Pero qué precio ambiental hay que pagar para que el evento tenga lugar. Ese es mi centro de interés. El festival ha cumplido su quinto aniversario y qué mejor excusa para prolongarlo este año durante cinco días y cinco noches de tortura para los que solo buscamos en verano un mínimo de reposo y tranquilidad. Tras un breve paso por la localidad de El Ejido, el festival regresó al término de Cuevas del Almanzora, entre las localidades de Villaricos y Palomares (aquel famoso lugar por recibir el impacto de tres bombas de hidrógeno norteamericanas hace 50 años).

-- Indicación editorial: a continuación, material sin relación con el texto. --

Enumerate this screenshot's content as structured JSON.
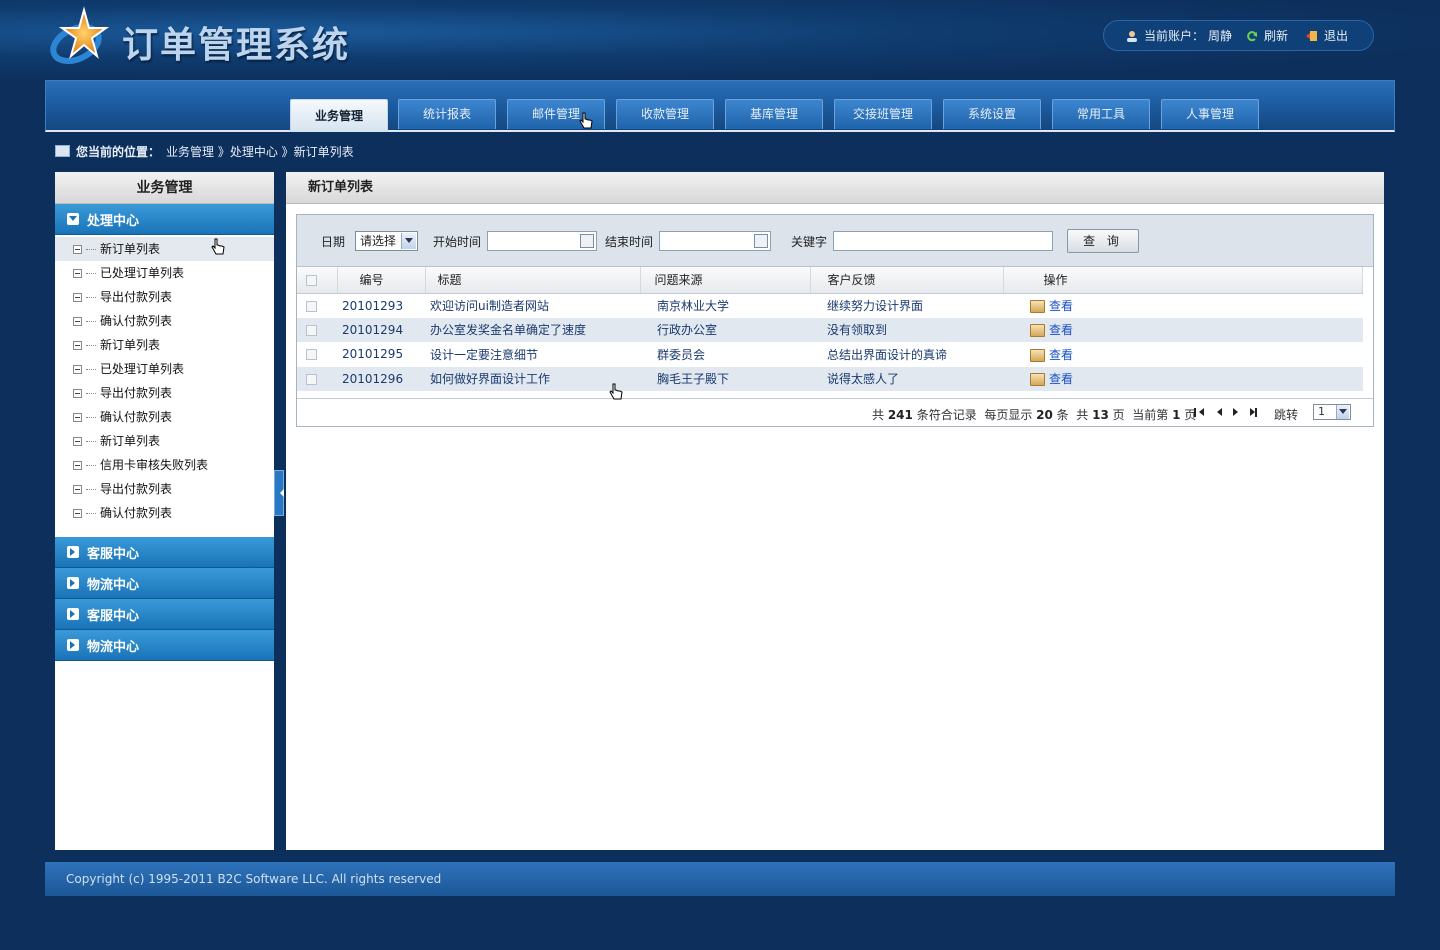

Su celebración ha supuesto desbrozar de todo rastro de vegetación unos dos kilómetros de franja costera no urbanizada (¡!), parcelarla para las tiendas de campaña y aparcamiento de coches, iluminación, wc portátiles, puestos de bebida con materiales desechables, construcción de inmensas carpas y escenarios, y unos equipos capaces de transmitir el sonido electrónico a kilómetros de distancia. Más allá de este impacto, ya de por sí considerable, ¿qué otras consecuencias posee para el medio natural y social?

En uno de los episodios más siniestros de nuestra agresión reciente a la fauna, el Presidente de la República Popular China, Mao Tsé Tung, ordenó eliminar los gorriones de su territorio por considerarlos una competencia desleal en la recolección del trigo. Una de las armas utilizadas fue hacer toda clase de ruidos para impedirles dormir y que murieran por agotamiento. Imagínense qué aves pudieron hacerlo durante las cinco noches de festival.

Los desplazamientos en coche para asistir al festival, los residuos plásticos generados sin ningún tipo de control y con el viento como aliado para esparcirlos por tierra y mar, algún que otro acto vandálico, la contaminación acústica sobre los oídos de los asistentes que está produciendo una generación de jóvenes con un umbral de audición cada vez más elevado…

Cuando hablamos los educadores de las bondades del aprendizaje cooperativo, en donde varios estudiantes son capaces de sumar ideas, argumentos o creatividad, nos olvidamos de que en eventos como éste el gregarismo de algunos jóvenes actúa en sentido contrario, son capaces de verter residuos sin miramientos, beber hasta la extenuación, relajar los hábitos higiénicos y nutricionales…

Y qué papel juegan instituciones como los ayuntamientos en todo esto, por qué ese interés en albergar festivales en su término, qué beneficios inconfesables obtienen, ¿no consideran siquiera la mala imagen que para el turista estable supone soportar el nivel de ruido que se genera, el movimiento descontrolado de personas o la suciedad que se dispersa por doquier?

Realmente los que creemos en las bondades de una Educación Ambiental que opere positivamente en la Escuela, en la Familia o en los Medios de Comunicación, eventos como éste nos hacen perder la esperanza de revertir la agónica situación en la que el Planeta en el que convivimos tenga algún tipo de viabilidad.